In his initial proposal, Huizenga asked state legislators to grant him development powers to levy taxes, issue bonds and maintain a police force. That kind of autonomy was granted to Disney in 1967, and some local officials vow never again.

"This is something that is going to bring great revenues to my city, and lots of jobs," says Mayor Vicki Coceano of Miramar, a town of 44,000 between Miami and Ft. Lauderdale that would give up land for Blockbuster Park.

"But the Disney agreement lets them do whatever they please, and that's not going to happen here. We don't want this to become a place with honky-tonks all around the streets."

No fear, says James Blosser, Huizenga's point man on the project. A rewrite of the draft legislation tones down the self-rule provisions and promises that Blockbuster Park will pay local property taxes.

In the last five years, Huizenga has risen from near obscurity to hero in South Florida by spending whatever it took to bring major league sports to the area. He paid $95 million for the Marlins, the National League team, and then shelled out $50 million more for the Panthers, the newest entry in the National Hockey League.

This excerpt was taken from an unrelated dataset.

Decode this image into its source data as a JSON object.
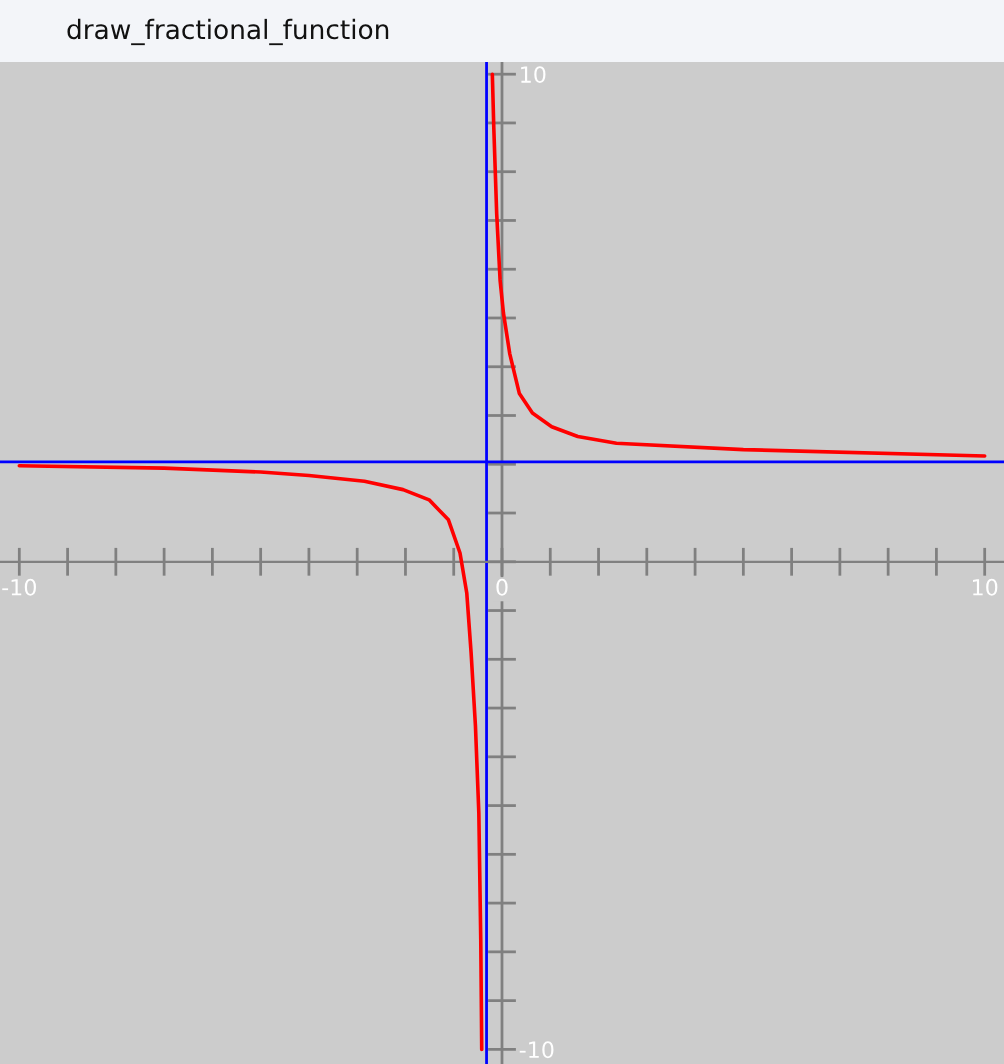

When he announced a deal last month to buy the Dolphins, he already owned 15% of the team and 50% of their home, Joe Robbie Stadium, which is near the park site.

For Huizenga, his Florida operations are just a part of the plan. In January, Blockbuster agreed to merge with Viacom, which owns MTV, Showtime and the Movie Channel, in an $8.4-billion stock swap. Last week, Viacom won a tough battle to take over Paramount Communications. Eventually, that could mean more film and television production for Blockbuster Park.

Huizenga was born in Illinois to parents of Dutch descent. He worked as a truck driver while still a high school student in Ft. Lauderdale. He dropped out of college to devote his time to the garbage business and soon parlayed a small collection route into Waste Management Inc., now WMX Technologies, the largest waste disposal company.

Huizenga was a millionaire when he left Waste Management in 1984 and set about consolidating the fragmented video rental industry. Today, Blockbuster has nearly 3,600 stores worldwide and owns pieces of Republic Pictures Corp. and Spelling Entertainment Group. Huizenga's net wealth is estimated at $800 million.

In contrast to the 30,000 acres for Disney World, Huizenga's Blockbuster Park looks relatively modest.

Yet few doubt that Huizenga, a consummate deal-maker who boasts of keeping score by counting money, has big dreams.

"I think what he has in mind is a world-class, state-of-the-art resort," says Broward County Administrator Jack Osterholt. "You fly into Miami during a three-day Marlins home stand, check into a hotel, play golf, the kids go to the theme park.

"Is this a rival to Disney World? Oh, yeah."

Environmentalists see a major tourist attraction in a sensitive wetland as a dire threat to an endangered ecosystem, as well as to the well-being of residents.

"Which is more important, our water supply or sports?" asks Patti Webster of the Environmental Coalition of Broward County. "There isn't one good reason to allow this development as it is, and I think the public will explode on this."

Still, Blosser does not seem worried. "There is a lot of community support for this. But with any development, an apartment building or a mega-complex like ours, there are always people who don't want to see it happen."